Há todavia sinais de esperança.
Em Portugal, no curso de medicina da Escola de Ciências da Saúde da
Universidade do Minho existe uma área curricular, em todos os anos do curso,
designada por “Domínios Verticais”, que inclui a antropologia, a filosofia, a
história da medicina, a literatura e a arte, bem como os designados “Casos do
Mês” que consistem na seleção, pelos alunos, de situações da atualidade local,
nacional ou internacional que mereçam reflexão; “Uma Pessoa Confessa-se”, que
consiste no diálogo vivo e presencial com personalidades públicas de
reconhecido mérito, e “Manta de Retalhos”, que são apresentações pelos alunos
de obras literárias e artísticas por eles escolhidas ou da sua autoria.
Parece-nos que esta abordagem
traduz uma melhor integração e articulação das humanidades com a vivência
clínica durante a formação médica pré-graduada. Trata-se de uma filosofia
distinta de outros modelos em que o ensino das humanidades, quando existe, é pontual,
muitas vezes opcional e desarticulado dos restantes conteúdos curriculares,
como uma espécie de contrapeso para compensar o paradigma científico dominante.
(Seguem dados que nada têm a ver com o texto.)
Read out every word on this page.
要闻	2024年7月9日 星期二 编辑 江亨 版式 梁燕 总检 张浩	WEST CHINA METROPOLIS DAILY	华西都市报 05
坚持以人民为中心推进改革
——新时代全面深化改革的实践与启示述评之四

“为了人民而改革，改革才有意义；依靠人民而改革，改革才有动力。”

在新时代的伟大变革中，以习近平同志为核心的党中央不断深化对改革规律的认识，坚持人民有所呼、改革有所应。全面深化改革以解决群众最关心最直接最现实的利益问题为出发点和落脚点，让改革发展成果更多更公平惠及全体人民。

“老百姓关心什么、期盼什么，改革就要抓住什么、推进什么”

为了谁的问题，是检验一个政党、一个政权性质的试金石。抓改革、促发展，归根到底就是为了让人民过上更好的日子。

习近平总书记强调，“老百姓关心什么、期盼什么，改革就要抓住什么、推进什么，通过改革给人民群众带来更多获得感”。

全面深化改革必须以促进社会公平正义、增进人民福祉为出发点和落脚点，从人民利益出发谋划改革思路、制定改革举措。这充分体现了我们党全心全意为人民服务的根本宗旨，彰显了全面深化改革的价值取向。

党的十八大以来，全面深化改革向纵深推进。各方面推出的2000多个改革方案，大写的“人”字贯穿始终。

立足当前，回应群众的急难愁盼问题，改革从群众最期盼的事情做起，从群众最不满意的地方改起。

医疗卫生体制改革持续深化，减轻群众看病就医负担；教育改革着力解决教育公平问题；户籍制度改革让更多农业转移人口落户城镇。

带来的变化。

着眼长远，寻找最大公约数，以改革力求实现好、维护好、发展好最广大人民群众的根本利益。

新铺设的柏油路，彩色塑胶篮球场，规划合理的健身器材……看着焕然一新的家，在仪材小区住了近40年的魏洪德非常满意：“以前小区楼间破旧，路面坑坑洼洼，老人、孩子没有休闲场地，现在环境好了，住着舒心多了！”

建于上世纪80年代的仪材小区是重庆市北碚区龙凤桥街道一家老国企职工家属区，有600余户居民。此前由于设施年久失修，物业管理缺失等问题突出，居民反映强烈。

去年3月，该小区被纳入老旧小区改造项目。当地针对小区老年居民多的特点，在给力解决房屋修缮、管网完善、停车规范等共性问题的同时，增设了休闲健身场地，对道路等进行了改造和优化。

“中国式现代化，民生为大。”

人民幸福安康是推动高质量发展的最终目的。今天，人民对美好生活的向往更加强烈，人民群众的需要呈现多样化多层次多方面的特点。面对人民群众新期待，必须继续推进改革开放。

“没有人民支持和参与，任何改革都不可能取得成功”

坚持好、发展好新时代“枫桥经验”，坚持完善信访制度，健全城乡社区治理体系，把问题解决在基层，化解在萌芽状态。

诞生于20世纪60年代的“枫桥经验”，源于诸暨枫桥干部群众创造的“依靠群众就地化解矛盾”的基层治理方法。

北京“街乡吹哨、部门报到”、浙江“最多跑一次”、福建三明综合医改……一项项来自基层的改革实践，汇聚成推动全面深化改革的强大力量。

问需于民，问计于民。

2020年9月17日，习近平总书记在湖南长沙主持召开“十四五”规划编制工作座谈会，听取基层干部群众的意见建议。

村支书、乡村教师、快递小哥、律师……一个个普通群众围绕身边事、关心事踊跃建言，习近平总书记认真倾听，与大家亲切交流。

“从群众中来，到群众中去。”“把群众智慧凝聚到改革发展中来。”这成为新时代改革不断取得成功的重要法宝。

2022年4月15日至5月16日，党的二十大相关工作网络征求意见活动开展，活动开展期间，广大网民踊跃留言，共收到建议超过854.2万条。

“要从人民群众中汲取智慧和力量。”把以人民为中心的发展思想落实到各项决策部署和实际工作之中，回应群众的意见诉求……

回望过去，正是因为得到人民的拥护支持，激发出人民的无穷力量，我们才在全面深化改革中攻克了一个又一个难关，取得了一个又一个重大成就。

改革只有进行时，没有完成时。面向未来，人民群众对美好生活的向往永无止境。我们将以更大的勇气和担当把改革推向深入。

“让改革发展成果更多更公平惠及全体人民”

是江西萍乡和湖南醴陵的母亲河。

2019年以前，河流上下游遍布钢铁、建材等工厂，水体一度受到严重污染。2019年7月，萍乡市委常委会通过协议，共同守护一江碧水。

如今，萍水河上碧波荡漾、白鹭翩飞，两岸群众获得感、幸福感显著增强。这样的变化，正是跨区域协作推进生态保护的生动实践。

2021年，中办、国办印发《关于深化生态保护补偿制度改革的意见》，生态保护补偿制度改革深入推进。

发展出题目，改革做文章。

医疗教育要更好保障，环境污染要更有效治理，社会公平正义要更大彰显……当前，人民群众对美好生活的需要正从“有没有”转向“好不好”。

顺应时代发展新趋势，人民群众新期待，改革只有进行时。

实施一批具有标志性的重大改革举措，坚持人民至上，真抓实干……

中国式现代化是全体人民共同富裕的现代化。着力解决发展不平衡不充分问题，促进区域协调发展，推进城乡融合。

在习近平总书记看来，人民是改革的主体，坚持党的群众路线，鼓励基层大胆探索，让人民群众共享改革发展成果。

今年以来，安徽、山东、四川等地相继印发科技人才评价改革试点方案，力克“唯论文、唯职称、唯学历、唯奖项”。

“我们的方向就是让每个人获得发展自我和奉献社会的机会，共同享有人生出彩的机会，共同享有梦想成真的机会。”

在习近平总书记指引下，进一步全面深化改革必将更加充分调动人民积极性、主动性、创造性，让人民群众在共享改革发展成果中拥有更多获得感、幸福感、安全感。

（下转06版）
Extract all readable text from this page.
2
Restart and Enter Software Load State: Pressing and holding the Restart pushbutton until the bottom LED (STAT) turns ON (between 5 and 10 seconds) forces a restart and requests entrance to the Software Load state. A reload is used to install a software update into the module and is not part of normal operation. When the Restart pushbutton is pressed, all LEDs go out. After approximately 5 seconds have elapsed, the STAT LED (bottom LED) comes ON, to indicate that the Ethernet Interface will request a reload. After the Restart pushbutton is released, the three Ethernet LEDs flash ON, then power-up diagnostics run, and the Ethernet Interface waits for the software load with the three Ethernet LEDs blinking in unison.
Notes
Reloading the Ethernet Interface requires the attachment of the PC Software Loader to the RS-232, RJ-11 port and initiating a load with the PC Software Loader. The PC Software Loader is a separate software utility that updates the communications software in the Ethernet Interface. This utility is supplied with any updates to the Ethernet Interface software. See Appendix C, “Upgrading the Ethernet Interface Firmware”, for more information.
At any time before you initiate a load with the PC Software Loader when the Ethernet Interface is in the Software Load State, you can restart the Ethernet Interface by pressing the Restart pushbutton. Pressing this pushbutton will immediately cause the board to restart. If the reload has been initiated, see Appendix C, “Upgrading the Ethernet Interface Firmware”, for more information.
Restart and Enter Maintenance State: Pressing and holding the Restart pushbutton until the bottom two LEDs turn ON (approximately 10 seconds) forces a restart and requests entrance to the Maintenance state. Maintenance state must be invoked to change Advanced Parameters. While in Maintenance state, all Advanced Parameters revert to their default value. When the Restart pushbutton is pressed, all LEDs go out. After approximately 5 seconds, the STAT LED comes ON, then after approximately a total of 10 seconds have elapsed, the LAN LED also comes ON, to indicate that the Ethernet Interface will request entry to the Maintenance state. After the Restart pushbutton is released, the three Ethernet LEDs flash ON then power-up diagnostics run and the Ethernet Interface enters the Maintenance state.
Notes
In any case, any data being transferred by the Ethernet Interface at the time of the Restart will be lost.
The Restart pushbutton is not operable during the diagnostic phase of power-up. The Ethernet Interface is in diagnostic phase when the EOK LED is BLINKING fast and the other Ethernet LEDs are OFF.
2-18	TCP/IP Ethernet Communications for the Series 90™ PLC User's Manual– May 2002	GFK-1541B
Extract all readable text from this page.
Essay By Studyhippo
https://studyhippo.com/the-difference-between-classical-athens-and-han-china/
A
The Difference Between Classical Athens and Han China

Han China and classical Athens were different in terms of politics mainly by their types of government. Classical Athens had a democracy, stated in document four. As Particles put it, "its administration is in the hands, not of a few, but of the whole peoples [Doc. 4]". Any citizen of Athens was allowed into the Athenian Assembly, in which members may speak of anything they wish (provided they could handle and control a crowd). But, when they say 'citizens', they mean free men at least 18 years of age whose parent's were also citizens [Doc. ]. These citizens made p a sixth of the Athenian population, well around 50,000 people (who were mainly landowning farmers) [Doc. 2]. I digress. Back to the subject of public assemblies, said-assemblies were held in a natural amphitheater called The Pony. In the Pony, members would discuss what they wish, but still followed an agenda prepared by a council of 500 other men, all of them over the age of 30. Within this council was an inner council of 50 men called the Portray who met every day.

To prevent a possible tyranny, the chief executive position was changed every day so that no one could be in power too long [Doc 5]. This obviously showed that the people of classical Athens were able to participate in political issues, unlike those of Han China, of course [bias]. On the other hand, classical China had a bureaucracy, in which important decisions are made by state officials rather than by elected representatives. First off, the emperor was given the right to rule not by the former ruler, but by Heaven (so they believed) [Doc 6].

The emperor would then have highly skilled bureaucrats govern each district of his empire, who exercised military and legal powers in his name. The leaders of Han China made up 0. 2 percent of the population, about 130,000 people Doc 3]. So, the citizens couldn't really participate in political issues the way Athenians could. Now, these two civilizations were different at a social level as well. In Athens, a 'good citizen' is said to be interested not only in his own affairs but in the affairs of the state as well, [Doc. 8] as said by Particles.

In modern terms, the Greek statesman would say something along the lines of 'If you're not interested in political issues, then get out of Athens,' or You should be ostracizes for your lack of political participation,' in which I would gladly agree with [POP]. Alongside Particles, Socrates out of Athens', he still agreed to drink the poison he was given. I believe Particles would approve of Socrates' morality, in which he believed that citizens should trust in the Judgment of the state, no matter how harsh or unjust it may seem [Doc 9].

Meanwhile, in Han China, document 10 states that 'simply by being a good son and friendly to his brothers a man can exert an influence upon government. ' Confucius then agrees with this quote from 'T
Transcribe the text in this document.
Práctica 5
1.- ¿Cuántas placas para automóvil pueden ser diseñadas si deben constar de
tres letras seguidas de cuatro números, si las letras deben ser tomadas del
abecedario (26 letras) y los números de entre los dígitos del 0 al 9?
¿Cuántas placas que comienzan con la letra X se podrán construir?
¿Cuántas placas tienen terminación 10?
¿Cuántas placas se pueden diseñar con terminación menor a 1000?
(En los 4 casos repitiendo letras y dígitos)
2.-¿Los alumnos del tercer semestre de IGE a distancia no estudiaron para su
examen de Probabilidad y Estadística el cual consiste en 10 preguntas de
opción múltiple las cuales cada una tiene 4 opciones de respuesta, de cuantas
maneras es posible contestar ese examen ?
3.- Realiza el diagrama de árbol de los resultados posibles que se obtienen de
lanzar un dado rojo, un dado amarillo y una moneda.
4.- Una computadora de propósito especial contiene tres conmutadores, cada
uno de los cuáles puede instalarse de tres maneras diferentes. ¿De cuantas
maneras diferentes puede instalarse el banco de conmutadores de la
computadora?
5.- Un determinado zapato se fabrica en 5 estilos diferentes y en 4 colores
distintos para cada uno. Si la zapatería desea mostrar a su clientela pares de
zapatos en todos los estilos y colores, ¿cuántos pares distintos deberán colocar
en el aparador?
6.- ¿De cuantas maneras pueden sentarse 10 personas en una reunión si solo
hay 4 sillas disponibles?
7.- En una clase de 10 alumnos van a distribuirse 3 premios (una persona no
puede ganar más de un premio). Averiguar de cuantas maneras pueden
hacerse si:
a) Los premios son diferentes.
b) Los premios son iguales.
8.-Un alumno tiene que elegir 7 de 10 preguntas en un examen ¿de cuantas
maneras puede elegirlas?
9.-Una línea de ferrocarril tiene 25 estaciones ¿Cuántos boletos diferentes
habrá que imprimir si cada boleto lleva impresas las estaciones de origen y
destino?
Para Pellegrino, a sociedade
atual necessita de médicos que, “além de serem tecnicamente competentes, sejam
compassivos e instruídos, que possam entender como o seu trabalho se relaciona
com a cultura de que fazem parte, e que possam lidar com empatia com outros
seres humanos em sofrimento”, mas reconhece que “todos estes atributos
raramente se encontram numa só pessoa. Um modelo de formação, mesmo baseado em
estudos humanísticos, não pode garantir todos”.
Em nossa opinião, devemos ter em
conta as recomendações de Edmund Pellegrino e outros autores sobre a
necessidade de se valorizar o ensino das humanidades nos cursos de medicina,
pois como refere também João Lobo Antunes, “percebi há muito que a medicina tem
um travo diferente quando é praticada por médicos cultos, não só porque apreendem
mais facilmente a complexidade do que é estar doente […] mas também porque
desenvolvem aptidões como empatia, curiosidade, sentido de humor, imaginação,
disponibilidade, que lhes permitem saborear melhor a profissão que abraçaram”.
Jorge Cruz. Bioética e
Humanidades Médicas: Uma abordagem a partir de Edmund Pellegrino. Mirabilia Medicinae 2:38-48, 2014.